E.Y.- Hukuka uygun olmadan, halkları yanıltarak, yalan söyleyerek iş yapıyorsunuz, dedik. O kimyasal silahlar kim tarafından kullanıldı? Onu bilemeyiz ki. O şüpheden Suriye istifade edecektir. Siz bir taraftan Özgür Suriye Ordusu’nun (ÖSO) Suriye’nin toprak bütünlüğüne yönelik toplantılarını, eğitim çalışmalarını burada yapacaksınız. Siz gelip geçeceksiniz. Ne iktidarlar geldi, geçti. Ama bizim o halklarla ilişkilerimiz hep oldu ve olacak. Bunları zedelemeye hakkınız yok. Burada hem Tayyip Bey’in, hem Davutoğlu’nun hem Sayın Gül’ün büyük veballeri var. Bu vebalin altından kalkabilmek zordur. Kendilerini tatmin etmeye kalkmasınlar. Halkın seçilmiş temsilcileri onların değil bu milletin vekilleri. Onlar özgürleşmedikçe bu ülke de özgürleşmez. Barack Obama tek tek kongre üyelerini arayıp görüşlerini alıyor. Bizimki ise nasıl bir yönetim anlayışıdır?
Geri demokrasi böyle olur
- AKP Hükümeti’nin işine gelmeyen herkes hemen kara listeye alınıyor. En son da İslam İşbirliği Teşkilatı (İİT) Genel Sekreteri Ekmeleddin İhsanoğlu’nun boy hedefi haline getirilmesini nasıl karşılıyorsunuz?
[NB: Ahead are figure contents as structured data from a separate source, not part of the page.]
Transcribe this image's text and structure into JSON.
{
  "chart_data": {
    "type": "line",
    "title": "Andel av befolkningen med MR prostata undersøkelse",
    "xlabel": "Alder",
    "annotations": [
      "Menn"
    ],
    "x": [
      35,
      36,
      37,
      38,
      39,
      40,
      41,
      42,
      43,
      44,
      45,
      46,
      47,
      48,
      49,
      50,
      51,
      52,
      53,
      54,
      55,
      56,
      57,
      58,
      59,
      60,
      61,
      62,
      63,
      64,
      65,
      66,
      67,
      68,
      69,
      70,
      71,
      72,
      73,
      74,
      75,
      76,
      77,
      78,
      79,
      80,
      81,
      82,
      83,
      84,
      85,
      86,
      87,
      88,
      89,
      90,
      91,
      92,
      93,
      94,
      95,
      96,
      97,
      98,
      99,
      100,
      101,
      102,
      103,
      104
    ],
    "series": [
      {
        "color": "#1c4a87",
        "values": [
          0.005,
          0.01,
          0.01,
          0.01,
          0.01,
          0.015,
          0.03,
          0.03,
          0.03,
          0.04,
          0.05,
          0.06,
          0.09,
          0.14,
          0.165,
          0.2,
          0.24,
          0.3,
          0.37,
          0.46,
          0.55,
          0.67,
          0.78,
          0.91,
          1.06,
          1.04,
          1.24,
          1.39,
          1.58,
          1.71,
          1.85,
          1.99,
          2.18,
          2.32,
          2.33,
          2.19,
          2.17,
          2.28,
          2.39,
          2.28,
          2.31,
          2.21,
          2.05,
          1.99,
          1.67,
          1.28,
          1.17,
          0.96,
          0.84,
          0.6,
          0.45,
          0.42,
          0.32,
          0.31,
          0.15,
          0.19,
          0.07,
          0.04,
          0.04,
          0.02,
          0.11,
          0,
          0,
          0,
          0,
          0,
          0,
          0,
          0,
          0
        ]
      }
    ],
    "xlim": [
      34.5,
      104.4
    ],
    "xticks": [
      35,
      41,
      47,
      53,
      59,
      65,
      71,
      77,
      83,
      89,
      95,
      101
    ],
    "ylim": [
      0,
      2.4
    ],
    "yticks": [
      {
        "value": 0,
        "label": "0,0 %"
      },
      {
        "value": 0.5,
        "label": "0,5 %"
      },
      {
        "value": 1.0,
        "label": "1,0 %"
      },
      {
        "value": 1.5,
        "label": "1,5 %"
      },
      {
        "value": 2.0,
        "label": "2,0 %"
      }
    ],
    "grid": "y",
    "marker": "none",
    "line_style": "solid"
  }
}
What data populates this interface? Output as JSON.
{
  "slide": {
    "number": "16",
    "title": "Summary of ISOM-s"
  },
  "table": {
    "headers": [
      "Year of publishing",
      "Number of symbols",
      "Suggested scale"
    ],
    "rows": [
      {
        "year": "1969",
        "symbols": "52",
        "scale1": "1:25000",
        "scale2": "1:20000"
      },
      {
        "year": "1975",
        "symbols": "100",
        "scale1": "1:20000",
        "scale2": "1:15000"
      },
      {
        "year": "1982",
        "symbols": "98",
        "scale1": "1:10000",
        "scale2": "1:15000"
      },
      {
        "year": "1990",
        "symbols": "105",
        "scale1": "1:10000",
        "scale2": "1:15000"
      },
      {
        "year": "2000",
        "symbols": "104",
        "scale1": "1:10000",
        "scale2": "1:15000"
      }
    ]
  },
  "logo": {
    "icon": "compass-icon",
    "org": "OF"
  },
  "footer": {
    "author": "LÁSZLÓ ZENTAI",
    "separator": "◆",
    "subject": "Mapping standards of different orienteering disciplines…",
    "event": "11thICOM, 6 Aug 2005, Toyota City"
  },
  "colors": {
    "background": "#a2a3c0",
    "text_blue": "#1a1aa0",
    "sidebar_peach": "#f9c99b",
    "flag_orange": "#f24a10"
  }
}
E.Y.- Sayın Gül’le 2004 ya da 2005’teki bir konuşmamızda; iyi ki Irak’a gitmemişiz, Sayın İhsanoğlu, seçimle işbaşına gelen ilk İİT genel sekreteridir. Büyük çoğunlukla seçilmiştir. Bizim için İslam ülkeleriyle diyaloğumuz bakımından bir şanstır, dedi. Birkaç defa Suriye’ye iyi ki müdahale edilmediğini söyledi. Yani, kendi çıkarımıza geldiği zaman öyle, gelmediği zaman böyle.
Hiçbir demokratik ülke sürpriz bir kararla başka bir ülkeye saldırı ilan edemez; sürpriz bir kararla kendi topraklarının kullanılmasına izin veremez. Sürpriz bir kararla kendi ordularını başka bir ülkeye gönderemez. Bu demokrasinin evrensel standardıdır. Biz bunlara ulaşamadığımız için demokraside çok gerilerdeyiz.